- Education: University of Washington
- Occupation: News Anchor (Retired)
- Employer(s): Seattle: KIRO-TV (1972-1976) Los Angeles: KABC-TV (1976-1994) KCBS-TV (1994-2008) KCAL-TV (2005-2008)

= Ann Martin (journalist) =

American journalist

Ann Martin (born Martha Marmont) is a former journalist and a news anchor for the CBS owned-and-operated KCBS-TV and KCAL-TV television stations in Los Angeles, California.

Martin was born in Portland, Oregon and raised in Everett, Washington, where her father, Paul Marmont, worked at the former Everett Western Gear facility. She attended the nearby University of Washington, where she majored in communications and earned a Bachelor of Arts in 1972.

Shortly after graduation, Martin began her broadcasting career at KIRO-TV as a weather-caster for the station's morning newscasts. She became the first woman in the Seattle market to solo anchor a newscast when she was promoted to weekend co-anchor.

After reporting and anchoring for KIRO for several years, Martin moved to Los Angeles in April 1976 to work for KABC-TV as a reporter. She began co-anchoring the Saturday editions of Eyewitness News. In the fall of 1980, KABC expanded its news to three hours on weeknights, and Martin began co-anchoring the 5 p.m. hour with Paul Moyer; the on-air partnership would last for almost 12 years until Moyer's return to rival KNBC-TV in 1992, in which Harold Greene replaced Moyer.

During her years at KABC, Martin also had brief hosting stints on several of the station's local programs, including A.M. Los Angeles, L.A. Today (alongside Chuck Henry) and 3-3-0. She also was a substitute host on ABC's Good Morning America.

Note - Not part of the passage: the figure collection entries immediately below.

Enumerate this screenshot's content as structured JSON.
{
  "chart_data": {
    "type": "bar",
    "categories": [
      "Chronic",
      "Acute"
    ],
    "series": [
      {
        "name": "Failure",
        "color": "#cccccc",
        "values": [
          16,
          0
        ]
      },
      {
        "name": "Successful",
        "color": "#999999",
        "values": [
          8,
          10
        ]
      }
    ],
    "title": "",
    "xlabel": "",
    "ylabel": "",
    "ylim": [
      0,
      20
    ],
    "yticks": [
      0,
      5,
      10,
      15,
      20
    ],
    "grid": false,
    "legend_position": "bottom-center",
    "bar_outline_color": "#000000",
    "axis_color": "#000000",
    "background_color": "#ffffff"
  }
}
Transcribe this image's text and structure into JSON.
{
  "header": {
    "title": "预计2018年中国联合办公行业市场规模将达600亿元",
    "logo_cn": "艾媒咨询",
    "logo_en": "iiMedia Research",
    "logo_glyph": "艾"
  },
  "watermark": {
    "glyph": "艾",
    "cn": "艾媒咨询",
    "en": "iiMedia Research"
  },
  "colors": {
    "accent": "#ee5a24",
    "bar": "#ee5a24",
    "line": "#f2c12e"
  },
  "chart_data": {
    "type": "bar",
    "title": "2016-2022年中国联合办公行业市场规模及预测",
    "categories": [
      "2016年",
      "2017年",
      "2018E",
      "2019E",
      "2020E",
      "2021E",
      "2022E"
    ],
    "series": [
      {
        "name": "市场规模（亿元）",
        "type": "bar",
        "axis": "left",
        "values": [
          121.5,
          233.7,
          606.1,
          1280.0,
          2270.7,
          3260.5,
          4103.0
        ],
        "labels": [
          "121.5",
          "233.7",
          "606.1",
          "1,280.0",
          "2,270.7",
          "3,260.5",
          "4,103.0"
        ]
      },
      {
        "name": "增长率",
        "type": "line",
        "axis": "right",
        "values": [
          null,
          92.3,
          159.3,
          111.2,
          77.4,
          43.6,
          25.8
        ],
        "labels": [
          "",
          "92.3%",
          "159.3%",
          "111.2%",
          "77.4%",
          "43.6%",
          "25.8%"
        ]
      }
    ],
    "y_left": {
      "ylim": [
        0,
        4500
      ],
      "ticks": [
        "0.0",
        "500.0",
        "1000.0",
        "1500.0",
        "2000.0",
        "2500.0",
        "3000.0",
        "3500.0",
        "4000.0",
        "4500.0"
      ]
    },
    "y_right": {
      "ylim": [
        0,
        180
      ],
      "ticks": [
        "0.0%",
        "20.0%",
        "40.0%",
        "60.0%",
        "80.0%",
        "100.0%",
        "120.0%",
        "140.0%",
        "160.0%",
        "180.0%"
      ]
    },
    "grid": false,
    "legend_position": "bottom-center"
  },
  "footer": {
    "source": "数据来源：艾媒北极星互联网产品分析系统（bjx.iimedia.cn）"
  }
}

In the spring of 1994, Martin moved to KCBS-TV initially to co-anchor the 5 and 11 p.m. editions of what was then-called Channel 2 Action News alongside longtime San Diego anchor Michael Tuck; the reported $1.7-million-a-year deal, like her former KABC colleague Moyer's deal with KNBC two years earlier, was highly publicized by the local press. In later years, Martin would be reunited with her other former KABC co-workers: sports anchor Jim Hill was already at KCBS after his five-year stint at KABC; Dr. George Fischbeck joined in late 1994; Jerry Dunphy, who briefly returned to KCBS-TV in 1995; Harold Greene, who succeeded Moyer as Martin's co-anchor, would join in early 2001; Laura Diaz joined in 2002 and Johnny Mountain arrived in 2005. While at KCBS, Martin also co-hosted the CBS network special Beyond Belief - Amazing True Stories! with Pat O'Brien in 1995. From 1999 to 2001, Martin also co-anchored the female-oriented newscast Women 2 Women alongside Catherine Anaya, Pamela Wright and former KNBC newscaster Kelly Lange.

On April 1, 2008, she was informed that her contract would not be renewed. Media reports speculated that her contract expired on June 1, 2008. By this time, Martin and Greene were anchoring the 4 p.m. news on KCAL and the 6 p.m. news on KCBS. CBS, through a press spokesperson, stated that both had chosen to retire, but neither Martin, nor Greene made any official comment.

Martin has earned three local Emmy Awards and two Golden Mike awards for her reporting throughout her career.